Because it's not what we do.  We take care of patients, and those who donate their still-working organs after brain death--that is to say, after they themselves have lost all reasonable expectation for meaningful use of those organs--are still our patients.  In some ways, it's harder as an anesthesia practitioner to separate out these patients from the others we take care of--almost all our patients look like they're sleeping, almost all patients under our care require ventilatory support and/or circulatory support, almost all our patients lie completely still and largely unresponsive.  We tend to them with attention, respect, and care, until the very end.  And in the case of an organ harvest, it's the anesthesia providers who are turning off the life support.

And that's hard to do.  It's hard because we respect the patients, respect life and its passage, respect the choices they have made to help others.  To imply otherwise is ignorant and insulting at best--and it is quite flatly an insult, to imply that doctors simply regard patients as a collection of interchangable profitable parts--and irresponsible at worst.

Because the implications and the ramifications of this article and articles like this are irresponsible.  It's irresponsible to write as a voice of expertise (the author has, I believe, written a book on this topic which, SHOCKINGLY, is coming out next week) in a major news outlet on a topic of which you clearly have an imperfect understanding.  It is even more irresponsible to use that platform in a way that has some very real, lasting public health implications for life-saving treatments and therapies for other patients for whom the breadth and depth of the organ donor pool is, quite literally, their last and only chance.

And look, I'm not an idiot--I understand that The Wall Street Journal has, in the past, published incendiary shock-value pieces that have been quite successful in book promotion (Amy Chua's "Tiger Mom" article comes to mind, and I don't deny that, when that particular firestorm hit a month before my own book came out, I wished I had either the subject material or iron-clad balls to generate that particular caliber of self-perpetuating publicity).  But this is about more than selling a bunch of books, or generating a lot of attention, or getting a lot of replay on Facebook.  Because of this article, someone might decide not to donate their organs, and because of that, someone else is going to die.  A real person.  I've met and taken care of many of them.  You may have too.
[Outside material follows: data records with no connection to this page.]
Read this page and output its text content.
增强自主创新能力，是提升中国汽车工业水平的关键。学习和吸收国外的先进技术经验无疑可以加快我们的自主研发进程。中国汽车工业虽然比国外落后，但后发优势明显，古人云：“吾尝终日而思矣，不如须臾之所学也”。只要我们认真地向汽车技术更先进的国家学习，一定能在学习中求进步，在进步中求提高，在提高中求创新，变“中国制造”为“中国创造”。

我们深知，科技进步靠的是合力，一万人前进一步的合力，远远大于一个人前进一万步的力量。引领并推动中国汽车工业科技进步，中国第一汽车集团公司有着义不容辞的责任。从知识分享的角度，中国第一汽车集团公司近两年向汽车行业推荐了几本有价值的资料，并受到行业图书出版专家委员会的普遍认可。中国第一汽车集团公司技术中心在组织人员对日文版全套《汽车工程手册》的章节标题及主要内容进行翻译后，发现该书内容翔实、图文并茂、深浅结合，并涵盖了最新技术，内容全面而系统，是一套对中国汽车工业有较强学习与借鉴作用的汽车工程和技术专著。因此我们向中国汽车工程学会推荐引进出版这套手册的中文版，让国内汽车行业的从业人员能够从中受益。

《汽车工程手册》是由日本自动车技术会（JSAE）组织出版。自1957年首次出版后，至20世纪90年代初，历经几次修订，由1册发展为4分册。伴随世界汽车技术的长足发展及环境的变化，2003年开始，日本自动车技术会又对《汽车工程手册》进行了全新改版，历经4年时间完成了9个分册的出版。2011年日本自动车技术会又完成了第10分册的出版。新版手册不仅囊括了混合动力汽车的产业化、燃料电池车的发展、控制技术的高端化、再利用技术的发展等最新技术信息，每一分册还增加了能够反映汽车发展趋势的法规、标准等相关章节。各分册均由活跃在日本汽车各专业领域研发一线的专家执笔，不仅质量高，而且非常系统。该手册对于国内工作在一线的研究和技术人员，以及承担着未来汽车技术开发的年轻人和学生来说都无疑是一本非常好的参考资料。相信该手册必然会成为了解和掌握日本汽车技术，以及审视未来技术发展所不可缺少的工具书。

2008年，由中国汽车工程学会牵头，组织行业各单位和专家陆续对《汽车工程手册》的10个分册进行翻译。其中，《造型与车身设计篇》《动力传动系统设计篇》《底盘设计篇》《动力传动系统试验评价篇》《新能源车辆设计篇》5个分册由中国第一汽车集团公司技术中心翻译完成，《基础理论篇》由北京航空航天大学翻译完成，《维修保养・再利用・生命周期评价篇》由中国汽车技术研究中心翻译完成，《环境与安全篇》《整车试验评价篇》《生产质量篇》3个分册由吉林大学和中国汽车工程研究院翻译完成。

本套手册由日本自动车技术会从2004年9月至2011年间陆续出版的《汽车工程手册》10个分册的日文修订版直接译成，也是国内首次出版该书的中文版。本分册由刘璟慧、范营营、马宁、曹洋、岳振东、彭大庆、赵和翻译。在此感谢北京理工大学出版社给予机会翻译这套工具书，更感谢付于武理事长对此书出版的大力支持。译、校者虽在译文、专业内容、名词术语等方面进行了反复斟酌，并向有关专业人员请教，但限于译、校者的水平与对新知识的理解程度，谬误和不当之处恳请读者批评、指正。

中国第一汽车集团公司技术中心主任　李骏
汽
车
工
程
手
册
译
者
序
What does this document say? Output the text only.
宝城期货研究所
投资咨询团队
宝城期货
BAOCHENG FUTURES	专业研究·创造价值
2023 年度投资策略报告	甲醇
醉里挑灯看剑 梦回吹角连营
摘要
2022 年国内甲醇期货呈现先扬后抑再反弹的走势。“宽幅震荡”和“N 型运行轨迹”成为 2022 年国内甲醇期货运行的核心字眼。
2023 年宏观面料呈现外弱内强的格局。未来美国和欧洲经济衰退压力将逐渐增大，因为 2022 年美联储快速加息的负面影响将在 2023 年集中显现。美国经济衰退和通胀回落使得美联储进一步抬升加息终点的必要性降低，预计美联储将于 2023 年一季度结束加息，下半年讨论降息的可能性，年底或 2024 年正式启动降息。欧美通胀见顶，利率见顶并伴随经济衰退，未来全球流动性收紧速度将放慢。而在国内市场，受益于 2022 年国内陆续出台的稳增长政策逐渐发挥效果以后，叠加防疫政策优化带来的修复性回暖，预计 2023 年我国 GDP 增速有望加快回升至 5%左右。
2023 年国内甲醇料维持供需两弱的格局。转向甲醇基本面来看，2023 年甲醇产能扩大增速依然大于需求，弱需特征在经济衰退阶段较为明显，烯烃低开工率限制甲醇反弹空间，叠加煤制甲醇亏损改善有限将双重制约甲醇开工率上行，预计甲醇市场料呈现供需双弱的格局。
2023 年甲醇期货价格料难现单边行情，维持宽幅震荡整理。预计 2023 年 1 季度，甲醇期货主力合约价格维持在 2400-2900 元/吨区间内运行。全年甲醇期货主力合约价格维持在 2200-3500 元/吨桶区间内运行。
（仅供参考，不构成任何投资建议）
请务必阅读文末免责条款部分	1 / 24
Again, it comes down to choice--obviously the choice of whether or not to donate ones organs after death is a personal one and should be at least considered seriously.  I know people don't live their lives explicitly to benefit strangers, nor do they usually intend to die toward that same end.  But fact is that this is the moment we're at in the evolution of medicine.  When organs in some patients fail, we sometimes have the ability to transplant in organs from other patients who can no longer use them.  Maybe someday we'll grow organs in jars--no doubt that kind of research is in its infancy or early childhood--but for now, to save and improve lives, this is what we're working with.

I don't wish this kind of decision on anyone, and may we all live happy and healthy to the ripe old age of 100, but the fact of it is, some of us don't.  Death, in the circumstances where organ donation may be an option, is often unavoidable, after the exhaustion of all  other options.  But the choices, the informed choices you make before death with what happens to your body afterwards--well, that's up to you right now.




But know that, whatever decision you make, we as your doctors will take care of you.  Always.  All the way to the end.